Faces of New York, ©2013 Walter Judy Photography

FoNY Week 11: Lower East Side

A few weeks ago I did a little exploring down in the Bowery and crossed an invisible line into the Lower East Side, someplace where I really hadn’t spent much time. I was in search of a bakery, a vegan bakery to be precise, and the name BabyCakes had been brought up before by a friend. I found it, and there was much rejoicing. Some vegan friends were coming into town around then, and I needed to make sure we could all enjoy some sweets together. As it turns out, there is another excellent vegan place much closer to home, but BabyCakes is pretty special because it led me to both excellent dairy-alternative deserts and to this week’s Faces of New York shoot.

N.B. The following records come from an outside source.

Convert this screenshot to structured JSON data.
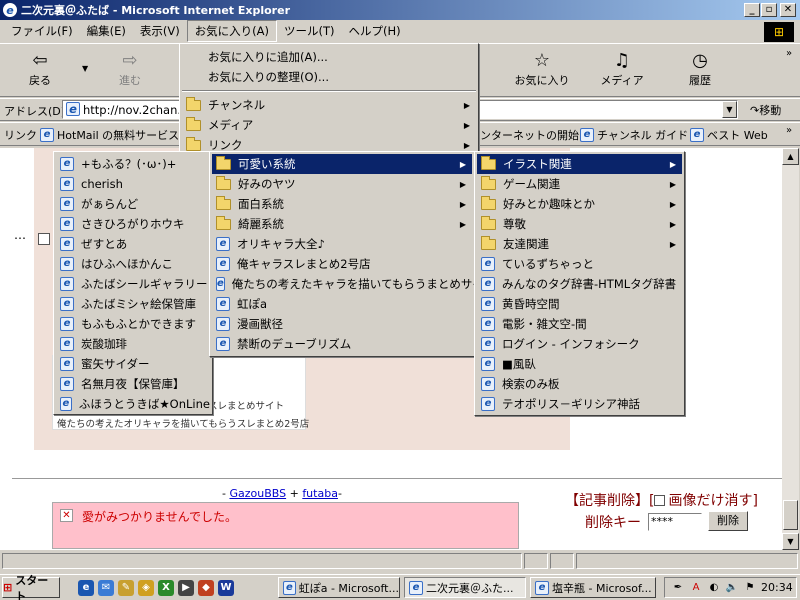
{
  "window": {
    "title": "二次元裏＠ふたば - Microsoft Internet Explorer"
  },
  "menubar": {
    "items": [
      "ファイル(F)",
      "編集(E)",
      "表示(V)",
      "お気に入り(A)",
      "ツール(T)",
      "ヘルプ(H)"
    ]
  },
  "toolbar": {
    "back": "戻る",
    "forward": "進む",
    "favorites": "お気に入り",
    "media": "メディア",
    "history": "履歴"
  },
  "address": {
    "label": "アドレス(D)",
    "value": "http://nov.2chan.ne",
    "go": "移動"
  },
  "links": {
    "label": "リンク",
    "hotmail": "HotMail の無料サービス",
    "internet_start": "ンターネットの開始",
    "channel_guide": "チャンネル ガイド",
    "best_web": "ベスト Web"
  },
  "favorites_menu": {
    "add": "お気に入りに追加(A)...",
    "organize": "お気に入りの整理(O)...",
    "channel": "チャンネル",
    "media": "メディア",
    "links": "リンク"
  },
  "left_menu": [
    "+もふる？(･ω･)+",
    "cherish",
    "がぁらんど",
    "さきひろがりホウキ",
    "ぜすとあ",
    "はひふへほかんこ",
    "ふたばシールギャラリー",
    "ふたばミシャ絵保管庫",
    "もふもふとかできます",
    "炭酸珈琲",
    "蜜矢サイダー",
    "名無月夜【保管庫】",
    "ふほうとうきば★OnLine"
  ],
  "mid_menu": {
    "folders": [
      "可愛い系統",
      "好みのヤツ",
      "面白系統",
      "綺麗系統"
    ],
    "links": [
      "オリキャラ大全♪",
      "俺キャラスレまとめ2号店",
      "俺たちの考えたキャラを描いてもらうまとめサイト",
      "虹ぽa",
      "漫画獣径",
      "禁断のデューブリズム"
    ]
  },
  "right_menu": {
    "folders": [
      "イラスト関連",
      "ゲーム関連",
      "好みとか趣味とか",
      "尊敬",
      "友達関連"
    ],
    "links": [
      "ているずちゃっと",
      "みんなのタグ辞書-HTMLタグ辞書",
      "黄昏時空間",
      "電影・雑文空-間",
      "ログイン - インフォシーク",
      "■風臥",
      "検索のみ板",
      "テオポリス－ギリシア神話"
    ]
  },
  "page": {
    "behind_text_1": "スレまとめサイト",
    "behind_text_2": "俺たちの考えたオリキャラを描いてもらうスレまとめ2号店",
    "dots": "…",
    "gazou_prefix": "- ",
    "gazou_link": "GazouBBS",
    "plus": " + ",
    "futaba_link": "futaba",
    "gazou_suffix": "-",
    "error_text": "愛がみつかりませんでした。",
    "delete_title_1": "【記事削除】[",
    "delete_title_2": "画像だけ消す]",
    "delete_key_label": "削除キー",
    "delete_key_value": "****",
    "delete_button": "削除"
  },
  "taskbar": {
    "start": "スタート",
    "tasks": [
      "虹ぽa - Microsoft...",
      "二次元裏＠ふた...",
      "塩辛瓶 - Microsof..."
    ],
    "clock": "20:34"
  },
  "colors": {
    "menu_highlight": "#0a246a",
    "error_pink": "#ffc0cb",
    "title_start": "#0a246a"
  }
}
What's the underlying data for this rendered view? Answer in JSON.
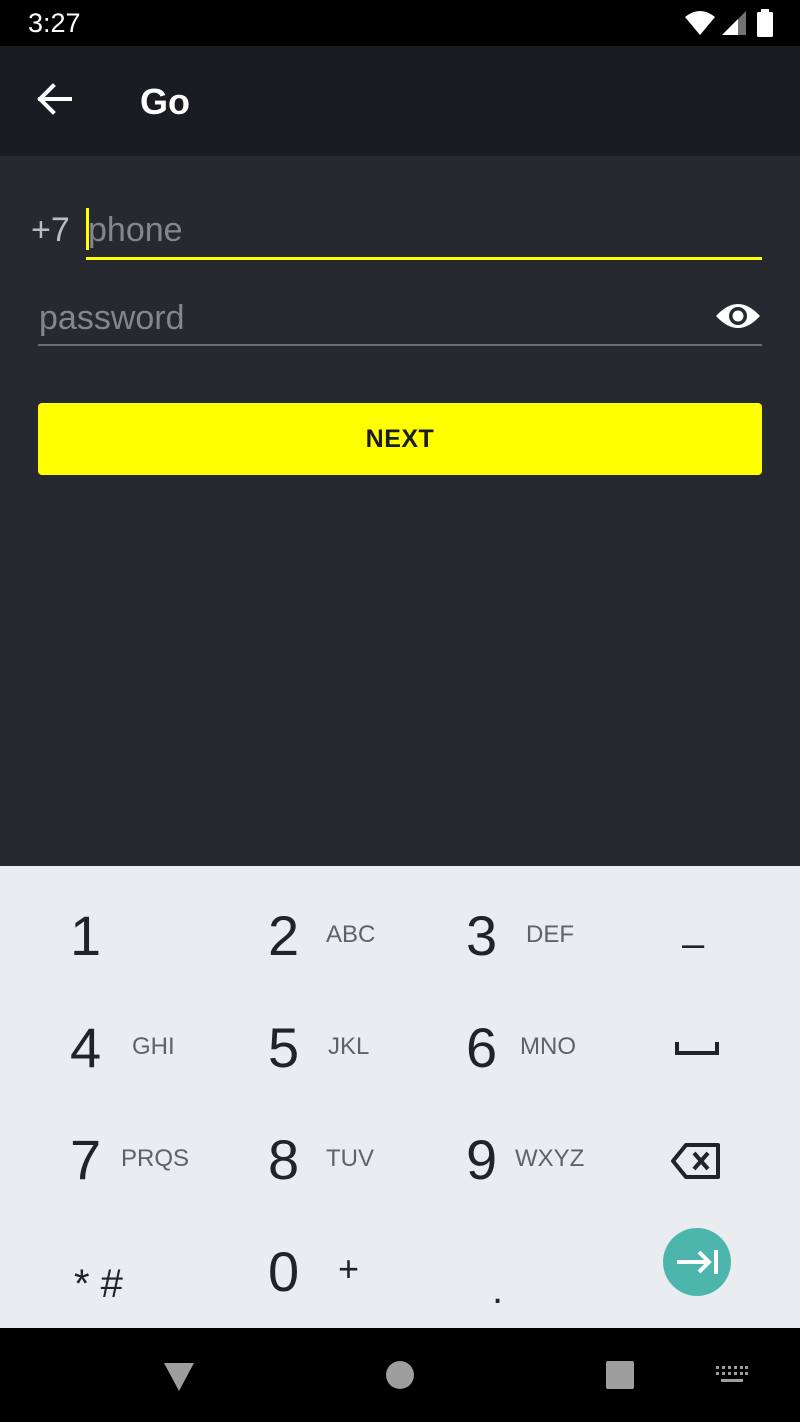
{
  "status_bar": {
    "time": "3:27",
    "icons": [
      "wifi-icon",
      "signal-icon",
      "battery-icon"
    ]
  },
  "app_bar": {
    "back_icon": "arrow-left-icon",
    "title": "Go"
  },
  "form": {
    "phone_prefix": "+7",
    "phone_placeholder": "phone",
    "phone_value": "",
    "password_placeholder": "password",
    "password_value": "",
    "visibility_icon": "eye-icon",
    "next_label": "NEXT"
  },
  "keyboard": {
    "rows": [
      [
        {
          "digit": "1",
          "letters": ""
        },
        {
          "digit": "2",
          "letters": "ABC"
        },
        {
          "digit": "3",
          "letters": "DEF"
        },
        {
          "digit": "–",
          "letters": ""
        }
      ],
      [
        {
          "digit": "4",
          "letters": "GHI"
        },
        {
          "digit": "5",
          "letters": "JKL"
        },
        {
          "digit": "6",
          "letters": "MNO"
        },
        {
          "digit": "",
          "letters": "",
          "icon": "space-icon"
        }
      ],
      [
        {
          "digit": "7",
          "letters": "PRQS"
        },
        {
          "digit": "8",
          "letters": "TUV"
        },
        {
          "digit": "9",
          "letters": "WXYZ"
        },
        {
          "digit": "",
          "letters": "",
          "icon": "backspace-icon"
        }
      ],
      [
        {
          "digit": "* #",
          "letters": ""
        },
        {
          "digit": "0",
          "letters": "+"
        },
        {
          "digit": ".",
          "letters": ""
        },
        {
          "digit": "",
          "letters": "",
          "icon": "next-field-icon"
        }
      ]
    ]
  },
  "nav_bar": {
    "icons": [
      "back-triangle-icon",
      "home-circle-icon",
      "recents-square-icon",
      "keyboard-icon"
    ]
  },
  "colors": {
    "accent": "#ffff00",
    "background": "#262930",
    "app_bar": "#1b1c21",
    "keyboard_bg": "#e9edf0",
    "action_key": "#4db6ac"
  }
}
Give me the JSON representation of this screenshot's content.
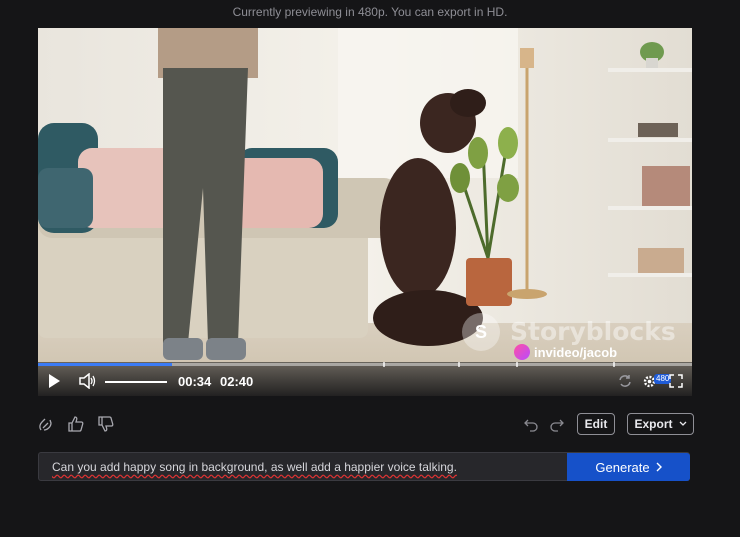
{
  "notice": "Currently previewing in 480p. You can export in HD.",
  "player": {
    "watermark_text": "Storyblocks",
    "credit": "invideo/jacob",
    "progress_fraction": 0.205,
    "volume_fraction": 1.0,
    "current_time": "00:34",
    "duration": "02:40",
    "quality_badge": "480",
    "icons": [
      "play-icon",
      "volume-icon",
      "loop-icon",
      "settings-icon",
      "fullscreen-icon"
    ]
  },
  "actions": {
    "edit_label": "Edit",
    "export_label": "Export",
    "icons": [
      "clap-icon",
      "thumbs-up-icon",
      "thumbs-down-icon",
      "undo-icon",
      "redo-icon"
    ]
  },
  "prompt": {
    "value": "Can you add happy song in background, as well add a happier voice talking.",
    "generate_label": "Generate",
    "generate_icon": "chevron-right-icon"
  },
  "colors": {
    "accent": "#1651c9",
    "progress": "#3a7bf7",
    "background": "#151517"
  }
}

This week went back down to BabyCakes and shot 245-247 Broome Street in Manhattan. This building is unique in my explorations of buildings with grotesque accents thus far in its combination of older, brick and stone façade and the newer glass and steel renovation. I will reserve judgement on the beauty of this mashup for those with a better artistic or architectural sense of taste, but I am grateful to the architect(s) whose vision kept alive the wide variety of faces that adorn this pair of buildings. Somebody even did a bit of creative painting with a hint of devilish charm. I hope you enjoy this installment, and if you have a chance to head down to BabyCakes on Broome Street, do, their sweet and savory desserts are sure to be a clean sweep no matter what your dietary needs.


Faces of New York, ©2013 Walter Judy Photography

Faces of New York Weeks 8, 9 and 10: Hat Tricks

May turned out to be a busy little month with lots of flying and local goings-on. As a result, this week’s submission includes the last three weeks worth of the Faces of New York. The bulk of these are from Greenwich Village and the rest from SoHo. The ‘Village photos are from around the NYU campus, two of which (the medallions and the limestone grotesques) abut the east edge of Washington Square Park. The lions are on 14 West 4th Street, two blocks east of the park. Down in SoHo you’ll find the Stoic near Mercer at Houston, and finally the red sandstone grotesques, snakes, and gryphons are down at 284 Broome Street in SoHo. Trust me when I say, if you have a strong aversion to car horns and vehicles brimming with angry New Yorkers, you’ll want to avoid that part of town around rush hour (It’s on the approach to the Holland Tunnel).

There is more to come in June as the weather heats up, the parks become full and the available, open lawns of grass become happily trampled. Happily for the stamping multitudes of feet, not for the poor trodden sod.